O Projeto de Lei 724/24 propõe a cobrança de Imposto de Renda na fonte para todas as operações de renda variável, com o óbvio propósito de aumentar a arrecadação, além de alegar a garantia da equidade tributária.
A Receita Federal do Brasil está atenta à taxação de todos os tipos de investimentos, não se limitando apenas às criptomoedas e aos jogos de azar.
Este movimento fica evidente com a recente proposta do Projeto de Lei 724/24, que visa instituir a cobrança de Imposto de Renda na fonte para operações de renda variável na bolsa de valores e em mercados de balcão.
Proposto pelo deputado Sidney Leite (PSD-AM), o projeto está atualmente em tramitação na Câmara dos Deputados.
O que é o PL da Bolsa?
O Projeto de Lei 724/24 é uma proposta legislativa que visa instituir uma nova forma de cobrança de Imposto de Renda sobre operações de renda variável realizadas na bolsa de valores e em mercados de balcão.
O PL 724/24 introduz uma alíquota fixa de 0,075% a ser aplicada diretamente na fonte sobre todas as transações de compra e venda de ações, independentemente de lucro ou prejuízo.
O principal objetivo do PL 724/24 é aumentar a arrecadação de receita do governo federal.
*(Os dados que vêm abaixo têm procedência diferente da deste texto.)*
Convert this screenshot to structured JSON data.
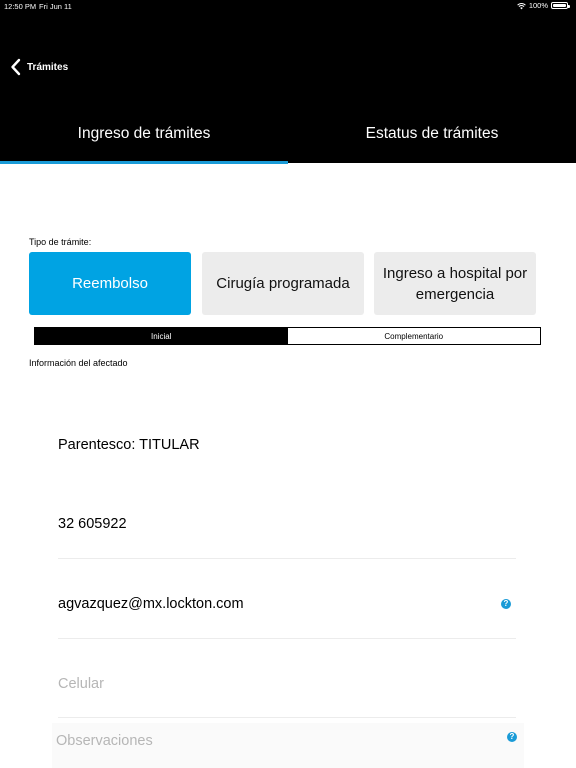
{
  "status_bar": {
    "time": "12:50 PM",
    "date": "Fri Jun 11",
    "battery": "100%"
  },
  "nav": {
    "back_label": "Trámites"
  },
  "tabs": [
    {
      "label": "Ingreso de trámites",
      "active": true
    },
    {
      "label": "Estatus de trámites",
      "active": false
    }
  ],
  "form": {
    "type_label": "Tipo de trámite:",
    "types": [
      {
        "label": "Reembolso",
        "selected": true
      },
      {
        "label": "Cirugía programada",
        "selected": false
      },
      {
        "label": "Ingreso a hospital por emergencia",
        "selected": false
      }
    ],
    "segments": [
      {
        "label": "Inicial",
        "selected": true
      },
      {
        "label": "Complementario",
        "selected": false
      }
    ],
    "affected_label": "Información del afectado",
    "parentesco": "Parentesco: TITULAR",
    "phone": "32 605922",
    "email": "agvazquez@mx.lockton.com",
    "cellular_placeholder": "Celular",
    "observations_placeholder": "Observaciones",
    "help_glyph": "?"
  },
  "colors": {
    "accent": "#00a3e3",
    "header_bg": "#000000",
    "tab_indicator": "#1a9bd7"
  }
}
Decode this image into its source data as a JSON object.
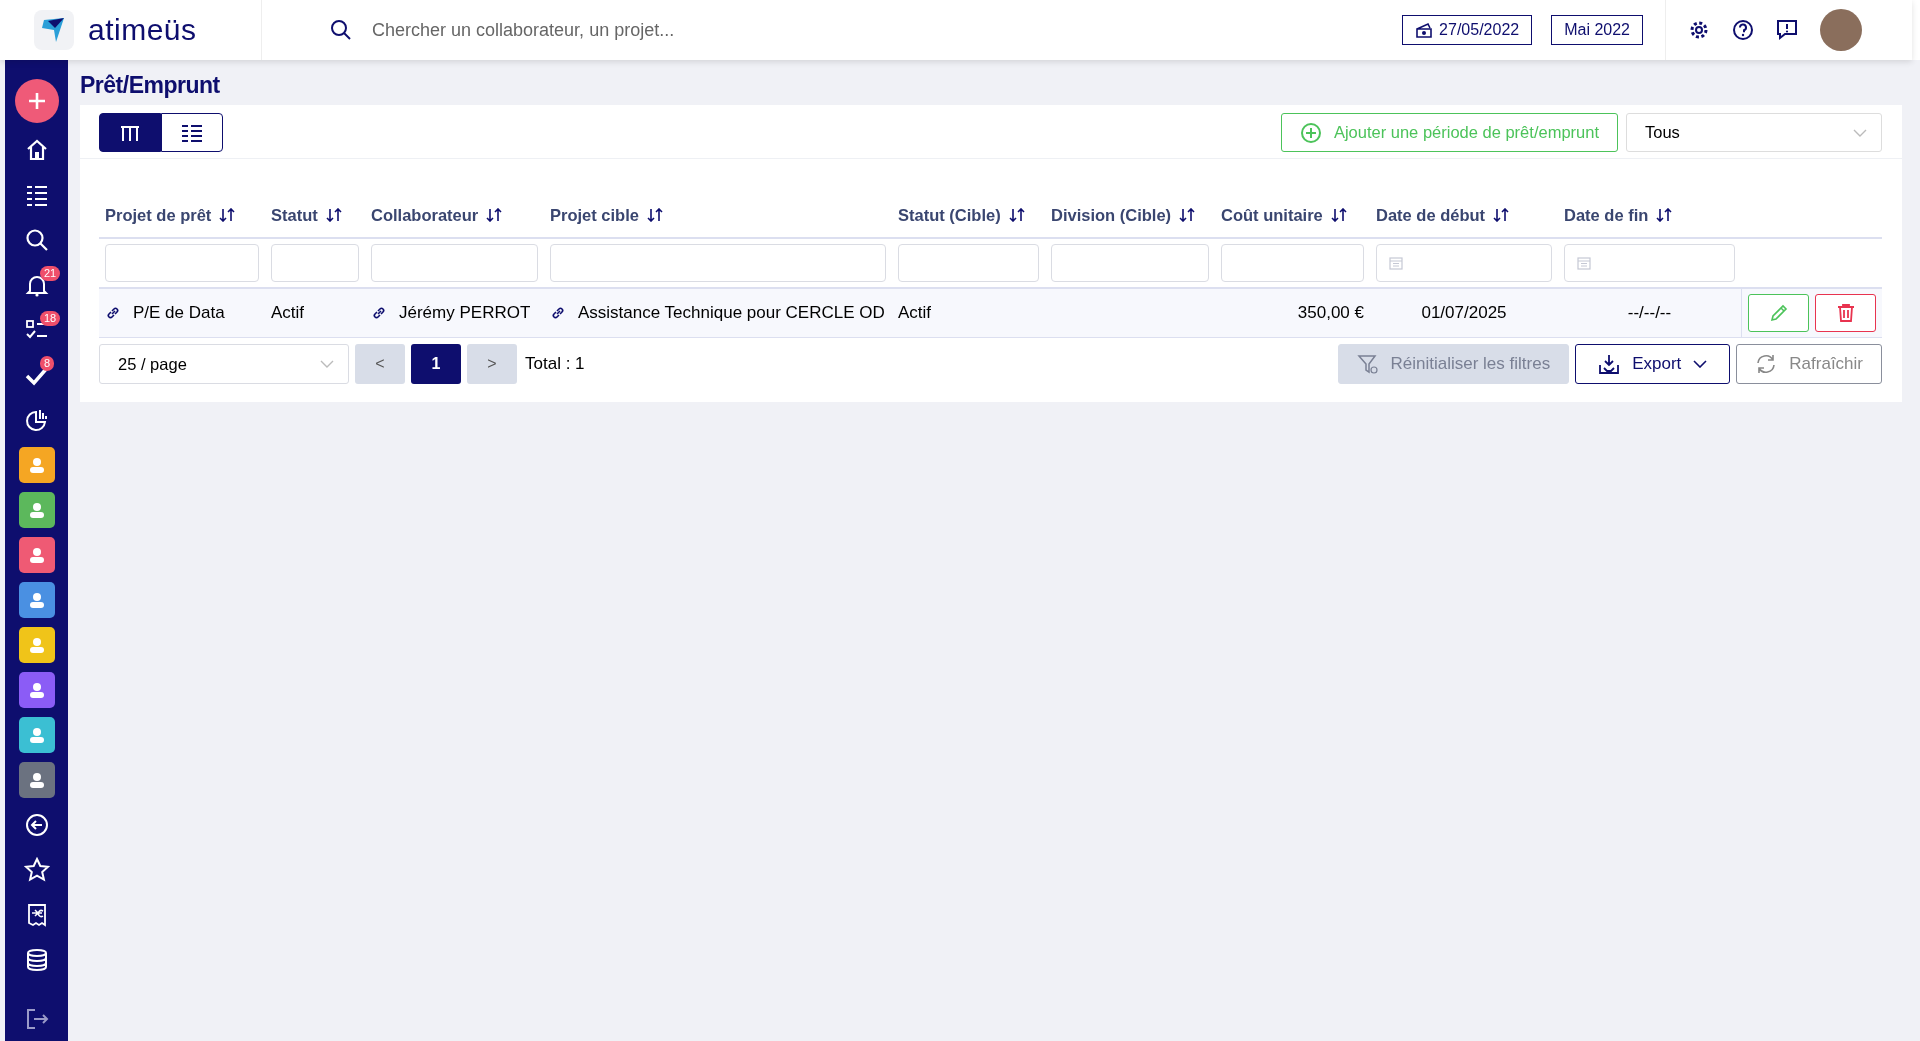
{
  "header": {
    "brand": "atimeüs",
    "search": {
      "placeholder": "Chercher un collaborateur, un projet..."
    },
    "date": "27/05/2022",
    "month": "Mai 2022"
  },
  "sidebar": {
    "items": [
      {
        "kind": "add"
      },
      {
        "kind": "icon"
      },
      {
        "kind": "icon"
      },
      {
        "kind": "icon"
      },
      {
        "kind": "icon",
        "badge": "21"
      },
      {
        "kind": "icon",
        "badge": "18"
      },
      {
        "kind": "icon",
        "badge": "8"
      },
      {
        "kind": "icon"
      },
      {
        "kind": "tile",
        "color": "#f5a623"
      },
      {
        "kind": "tile",
        "color": "#5cb85c"
      },
      {
        "kind": "tile",
        "color": "#ef5a74"
      },
      {
        "kind": "tile",
        "color": "#4a90e2"
      },
      {
        "kind": "tile",
        "color": "#f0c419"
      },
      {
        "kind": "tile",
        "color": "#8b5cf6"
      },
      {
        "kind": "tile",
        "color": "#3bbfd3"
      },
      {
        "kind": "tile",
        "color": "#6b7280"
      },
      {
        "kind": "icon"
      },
      {
        "kind": "icon"
      },
      {
        "kind": "icon"
      },
      {
        "kind": "icon"
      },
      {
        "kind": "icon"
      }
    ]
  },
  "page": {
    "title": "Prêt/Emprunt"
  },
  "toolbar": {
    "views": [
      {
        "selected": true
      },
      {
        "selected": false
      }
    ],
    "add_button": "Ajouter une période de prêt/emprunt",
    "filter_select": "Tous"
  },
  "table": {
    "columns": [
      "Projet de prêt",
      "Statut",
      "Collaborateur",
      "Projet cible",
      "Statut (Cible)",
      "Division (Cible)",
      "Coût unitaire",
      "Date de début",
      "Date de fin"
    ],
    "filters": [
      {
        "kind": "text"
      },
      {
        "kind": "text"
      },
      {
        "kind": "text"
      },
      {
        "kind": "text"
      },
      {
        "kind": "text"
      },
      {
        "kind": "text"
      },
      {
        "kind": "text"
      },
      {
        "kind": "date"
      },
      {
        "kind": "date"
      }
    ],
    "rows": [
      {
        "cells": [
          {
            "text": "P/E de Data",
            "link": true
          },
          {
            "text": "Actif",
            "link": false
          },
          {
            "text": "Jérémy PERROT",
            "link": true
          },
          {
            "text": "Assistance Technique pour CERCLE OD",
            "link": true
          },
          {
            "text": "Actif",
            "link": false
          },
          {},
          {
            "text": "350,00 €",
            "link": false
          },
          {
            "text": "01/07/2025",
            "link": false
          },
          {
            "text": "--/--/--",
            "link": false
          }
        ]
      }
    ]
  },
  "pagination": {
    "page_size": "25 / page",
    "prev": "<",
    "pages": [
      {
        "label": "1",
        "selected": true
      }
    ],
    "next": ">",
    "total": "Total : 1"
  },
  "actions": [
    {
      "kind": "reset",
      "label": "Réinitialiser les filtres",
      "disabled": true
    },
    {
      "kind": "export",
      "label": "Export",
      "disabled": false
    },
    {
      "kind": "refresh",
      "label": "Rafraîchir",
      "disabled": false
    }
  ]
}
Ao tributar todas as operações de renda variável, o governo espera gerar uma fonte significativa de receita que será coletada de forma mais eficiente:
Atualmente, a legislação prevê uma tributação de 15% sobre os ganhos, com isenção apenas para os ganhos com ações nos meses em que o total de vendas não ultrapassar R$20 mil. A nova proposta visa simplificar o processo de arrecadação ao aplicar uma alíquota fixa e automática.
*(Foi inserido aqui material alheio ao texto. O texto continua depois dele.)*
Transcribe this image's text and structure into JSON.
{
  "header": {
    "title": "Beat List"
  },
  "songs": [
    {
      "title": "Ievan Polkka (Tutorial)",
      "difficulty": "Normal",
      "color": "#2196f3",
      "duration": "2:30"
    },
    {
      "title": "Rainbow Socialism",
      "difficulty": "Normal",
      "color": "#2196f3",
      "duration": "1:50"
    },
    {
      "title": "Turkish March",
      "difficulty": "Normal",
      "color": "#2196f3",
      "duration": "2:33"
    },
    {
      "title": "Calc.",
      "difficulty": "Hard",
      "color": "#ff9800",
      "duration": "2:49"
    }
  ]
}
Além da arrecadação de receita, o Governo Federal alega que outro objetivo do PL 724/24 é garantir a equidade tributária. A proposta busca assegurar que todos os segmentos da sociedade, incluindo os investidores, contribuam proporcionalmente para o financiamento do estado.
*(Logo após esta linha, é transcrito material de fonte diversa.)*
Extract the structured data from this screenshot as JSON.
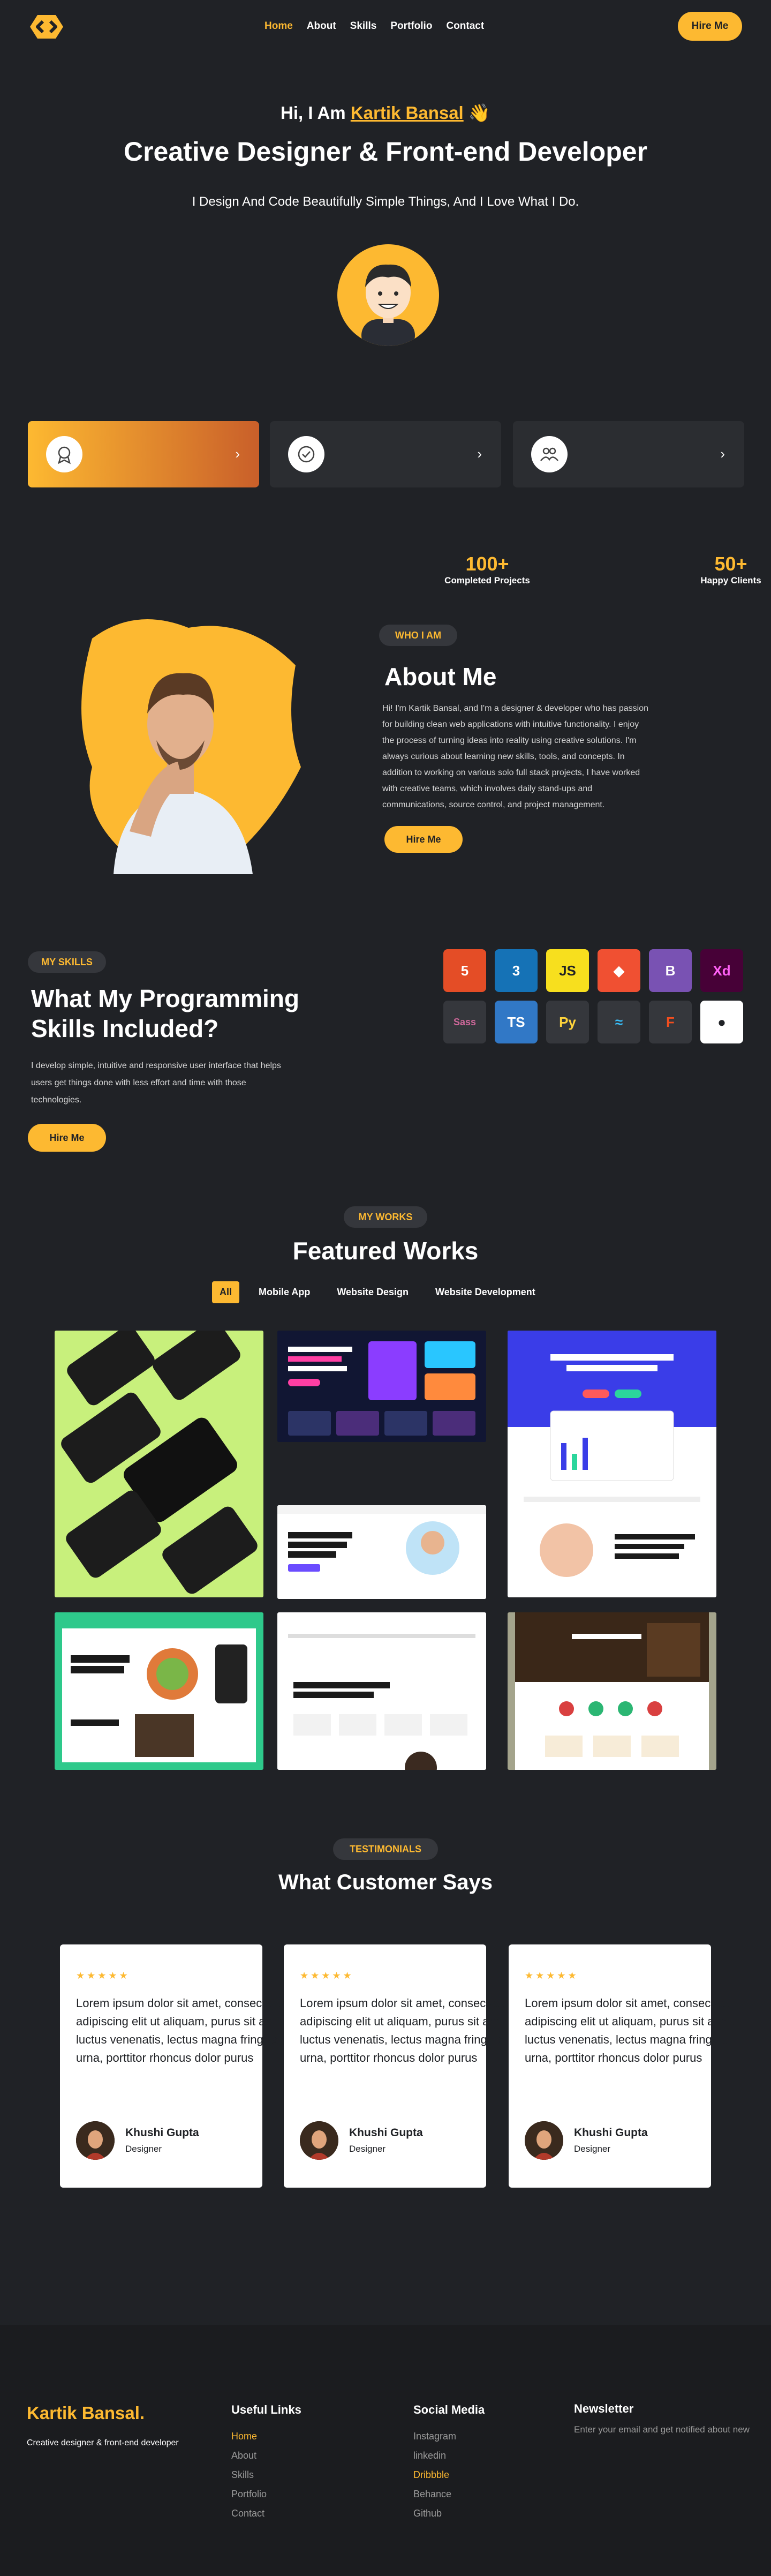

A ideia é que a tributação seja mais justa e que todos os investidores paguem impostos de acordo com o volume de suas transações, independentemente dos resultados financeiros.
A regulação do mercado financeiro também é uma justificativa central para o PL 724/24. Ao tributar todas as operações, o governo pretende desincentivar a especulação excessiva e promover investimentos de longo prazo.
O governo afirma que a tributação na fonte pode ajudar a estabilizar o mercado, reduzindo a volatilidade e incentivando comportamentos de investimento mais sustentáveis e responsáveis.
Após analisar o PL 724/24, ficou claro para a equipe do Declarando Bitcoin que o único efeito prático do projeto de lei será o aumento da arrecadação do Governo. A busca pela equidade tributária é apenas uma narrativa para facilitar a sua aceitação, tanto por parte do congresso quanto da sociedade civil.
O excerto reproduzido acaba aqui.